IWPR Special Report on Education in Iraq

Classroom Chaos

IWPR Special Report on Education in Iraq

IWPR

Institute for War & Peace Reporting
Tuesday, 4 September, 2007

Iraqi children are desperate to study after the isolation of the Saddam years, but a special report by the Institute of War and Peace Reporting shows that violence, poverty and prejudice threaten to condemn their generation to ignorance.

The IWPR stories pick out occasional rays of hope but details how, even in relatively peaceful Kurdistan, Iraqis have a lot to do before they can say their children are receiving a good start in life.

While sectarian clashes regularly force schools to close, sometimes for days, inter-faith hatred has spread among the pupils and staff.

"There are two rooms in my school for the teachers, one for Sunni and the other for Shia," said one headmaster quoted in an IWPR story from Baghdad. "They seldom meet without squabbling over the political situation in Iraq, so I decided to separate them to ease the tension."

Around 4,500 university lecturers have fled the country since 2003. A source at Basra university said 362 lecturers had been killed in Baghdad, Basra, Mosul and Najaf since the insurgency began.

"We frequently need to let students out early when an emergency occurs, even if it's after only one or two classes," said a 27-year-old teacher from a primary school in southern Baghdad. "All of these problems are confusing for students.

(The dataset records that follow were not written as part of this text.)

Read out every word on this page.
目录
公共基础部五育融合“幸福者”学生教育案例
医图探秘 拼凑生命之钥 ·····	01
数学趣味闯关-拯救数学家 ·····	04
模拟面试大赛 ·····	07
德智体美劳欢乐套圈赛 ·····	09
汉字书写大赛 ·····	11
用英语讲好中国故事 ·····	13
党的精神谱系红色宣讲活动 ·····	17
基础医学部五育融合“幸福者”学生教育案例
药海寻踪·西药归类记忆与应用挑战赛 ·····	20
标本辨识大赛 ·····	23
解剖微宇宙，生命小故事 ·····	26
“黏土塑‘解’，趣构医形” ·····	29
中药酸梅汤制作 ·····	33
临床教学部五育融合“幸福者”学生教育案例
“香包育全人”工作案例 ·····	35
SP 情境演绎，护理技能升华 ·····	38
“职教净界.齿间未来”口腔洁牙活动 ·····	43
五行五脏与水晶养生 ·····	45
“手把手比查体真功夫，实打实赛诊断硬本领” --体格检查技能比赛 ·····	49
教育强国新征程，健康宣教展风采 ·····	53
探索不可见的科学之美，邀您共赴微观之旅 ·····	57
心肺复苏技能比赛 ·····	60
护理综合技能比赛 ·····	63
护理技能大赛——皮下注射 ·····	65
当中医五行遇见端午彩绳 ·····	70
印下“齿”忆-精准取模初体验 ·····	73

They're worried."

In Basra, in the Shia-dominated south of the country where you might expect the ethnic uniformity to keep such inter-faith clashes to a minimum, conflict between militias is common.

The protests facing lecturers are often banal, but no less deadly for that. One student with links to an Islamic party attacked a lecturer in Basra because he refused to mark up his grades.

No one dared intervene, and the professor was forced to pull out a pistol and fire warning shots to scare off his attacker and disperse the crowd.

Iraq’s education system was once the equal of almost anything in the Middle East, a rare bright-spot in Saddam Hussein’s brutal rule. But a decade of war with Iran, then the first Gulf War and a decade of sanctions left it in ruins. Only half of Iraq’s children were in school by the end of the 1990s.

International donors made restoring education a priority after 2003, but in an atmosphere when college professors carry guns, it’s hardly surprising that reconstruction has taken second place to just staying alive.

Even in Kurdistan, in the north of the country which has been spared much of the violence that has plagued Iraq, the schools and universities are stuck in the past.

Mariwan Hama-Saeed, Kurdish editor for IWPR’s Iraq programme, writes how his year group battled for a modern education, but without success.

“We frequently petitioned and agitated for both basic services (it's difficult to study when there isn't electricity or water in your dorm) and modern curricula. If you only study curricula from the 1950s, you will think like you're in the 1950s. Since I have graduated, the protests have only grown, yet nothing has changed,” he wrote in a comment piece.

Elsewhere in northern Iraq, however, there is hope.

Under the old regime, Kurdish children like Tara Emad were forced to speak Arabic at school.

“My teacher always reproached me for not speaking Arabic well,” the 10-year-old remembered.

Now primary schools allow pupils to learn in languages other than Arabic. In the Kirkuk region in 2007, 305 schools offered classes in Kurdish, 148 offered them in Turkoman and four in Assyrian.

But like everywhere in Iraq, money is tight. Kurdish schools blame the government in Baghdad for failing to support study in minority languages. Back in Basra, buildings are in urgent need of repair and lack basic resources such as books, chairs and desks.

Teachers’ salaries are low and barely cover their transport to work, let alone living expenses and rent. Most are forced to take on a second job to make ends meet.

Perhaps nowhere is this lack of resources more marked than in Ghadhari, in the province of Muthanna. Its pleas for a school were unanswered so it took matters into its own hands.

IWPR trainee Hussein al-Yasiri found that the tribesmen - who scrape a living breeding sheep and camels, growing a few crops, making bricks and occasionally smuggling - built a school for themselves out of mud and wood.

The al-Hudaibiya primary school has few classrooms, no glass in the windows and scant furniture, but it represents progress. The school, and dozens like it in other villages, may be ramshackle but it is better than nothing.